Auch auf den restl. USB Ports funktioniert sie nicht.

*edit*
Auch auf nem anderen Laptop funktioniert die Maus nicht. =/

*edit edit*
Naja ich mach mich mal auf zu Mediamarkt, sollte ja noch Garantie drauf sein. 
Danke trotzdem für die Hilfe.


----------



## Gazeran (4. November 2011)

Es scheint der Interne Speicher der Maus Defekt zu sein (dort werden alle Keybinds gespeichert)


----------



## Dagonzo (4. November 2011)

Ok dann bleibt eigentlich nur noch folgendes. Ich habe eine Roccat Kone ohne [+]
Ich kann mich erinnern und hatte das gleiche Problem. Mal ging sie mal nicht.
Bei mir hat ein Update der Firmware geholfen.
Lade dir also mal die aktuelle runter:
http://www.roccat.org/Support/Gaming-Mice/ROCCAT-Kone-/

Vielleicht hilft das auch bei dir.


----------



## mristau (4. November 2011)

Ich hatte auch die Kone ohne +
Wenn die bei mir nicht mehr getan hat, hat meistens abstecken und neu anstecken wieder geholfen
Firmware Update eventuell machen und Treiber deinstallieren, neu runterladen+installieren


----------



## Loratus (4. November 2011)

Sodala, zurück vom Mediamarkt^^
Die hat ganz einfach den Geist aufgegeben, Laser unten leuchtete auch z.b. nimma.

Nunja...nun bin ich stolzer Besitzer der Razer Naga^^


----------



## Dagonzo (4. November 2011)

Den Laser bei der Roccat sieht man eh nicht, also muss die nicht kaputt gewesen sein.

Viel Spaß mit der Razer. So eine Klapperkiste wäre für mich jedenfalls keine Alternative gewesen, aber das muss ja jeder selber wissen.^^


----------



## Gazeran (4. November 2011)

Roccat ist von der Qualität echt fürn Popo :S
Hab ne Kone gehabt, Mausradachse gebrochen.
Hab ne Kone+ gehabt, Mausradsensor kaputt.

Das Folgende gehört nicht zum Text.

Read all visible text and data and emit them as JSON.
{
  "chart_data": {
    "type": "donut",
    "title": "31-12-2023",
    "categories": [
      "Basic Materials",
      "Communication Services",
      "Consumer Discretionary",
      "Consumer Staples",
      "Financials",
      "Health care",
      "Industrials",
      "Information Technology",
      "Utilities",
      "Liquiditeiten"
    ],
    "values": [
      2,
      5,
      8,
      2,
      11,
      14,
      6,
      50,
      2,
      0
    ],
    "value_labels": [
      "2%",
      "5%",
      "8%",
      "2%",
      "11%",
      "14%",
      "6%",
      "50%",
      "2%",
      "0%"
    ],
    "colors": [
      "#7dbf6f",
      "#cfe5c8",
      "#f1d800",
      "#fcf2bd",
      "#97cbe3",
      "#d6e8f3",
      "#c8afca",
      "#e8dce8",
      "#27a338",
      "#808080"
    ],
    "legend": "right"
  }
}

Hab ne R.A.T. 5. Nichts, einwandfrei!


----------



## mristau (4. November 2011)

Ich hatte eine Roccat Kone 2 Jahre lang genutzt, die Maus funktioniert immer noch tadellos, is noch bissl RestGarantie drauf.
Ausser einer kleinen Stelle wo die matte Oberfläche durchgescheuert ist, kein Problem gehabt.
Die Maus ist auch öfter runtergefallen.

Meine vorherige Maus war eine Logitech Mouseman Dual-Optical, die hab ich gekauft als sie neu war, nach 6 Jahren fing es an, dass sie manchmal Aussetzer hatte, aber das liegt nur am Kabel
Hab die auch immer noch und steckt in meinem 2. Rechner, nur die Gummi Oberfläche ist ziemlich verratzt ^^

Hätte ich nicht eine Logitech G700 gewonnen Anfang des Jahres hätte ich auch immer noch die Roccat Kone in Benutzung, die hat jetzt aber meine Schwägerin.

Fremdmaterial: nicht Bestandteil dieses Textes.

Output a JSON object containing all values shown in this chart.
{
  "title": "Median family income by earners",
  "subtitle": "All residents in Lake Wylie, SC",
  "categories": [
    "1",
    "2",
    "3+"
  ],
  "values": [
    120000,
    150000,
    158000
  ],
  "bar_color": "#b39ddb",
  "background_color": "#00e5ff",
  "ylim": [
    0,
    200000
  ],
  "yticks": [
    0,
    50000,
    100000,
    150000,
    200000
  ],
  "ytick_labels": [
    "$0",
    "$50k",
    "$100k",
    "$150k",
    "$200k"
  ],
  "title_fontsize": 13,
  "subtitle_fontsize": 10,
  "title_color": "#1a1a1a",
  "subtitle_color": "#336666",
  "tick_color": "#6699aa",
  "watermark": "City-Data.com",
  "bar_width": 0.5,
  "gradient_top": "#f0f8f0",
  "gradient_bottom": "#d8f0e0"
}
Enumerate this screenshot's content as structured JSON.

Die Qualität und Haltbarkeit einer Maus hängt in den meisten Fällen vom Nutzungs Verhalten des Users ab. So eine Mausradachse bricht in der Regel nicht ohne an die Wand werfen.
Materialermüdung gibt es sicher, aber sicherlich nicht innerhalb der Garantiezeiten. Die Sensoren können schon mal fehlerhaft sein, das kommt eben vor, aber da gibts sicherlich Garantie drauf.
Logitech hat eben meistens 5+ Jahre, andere haben weniger, die Roccat Kone hatte 3 Jahre


----------



## cellesfb (4. November 2011)

Dagonzo schrieb:


> Viel Spaß mit der Razer. So eine Klapperkiste wäre für mich jedenfalls keine Alternative gewesen, aber das muss ja jeder selber wissen.^^



Als ob die Kone nicht auch so ein Billig-Plastik-Bomber wäre...
Ich hab auch nur Razer und bin damit hochzufrieden, eine Maus ist nun schon über 5 Jahre in Betrieb und hatte nie macken, bei den Roccat (Speedlink ) hatte ich nur Probleme und defekte die einfach nur für miese Qualität sprechen.
Ist ähnlich wie bei anderen Produkten von Speedlink... einfach nur schlechte Quali


----------



## Dagonzo (4. November 2011)

cellesfb schrieb:


> Als ob die Kone nicht auch so ein Billig-Plastik-Bomber wäre...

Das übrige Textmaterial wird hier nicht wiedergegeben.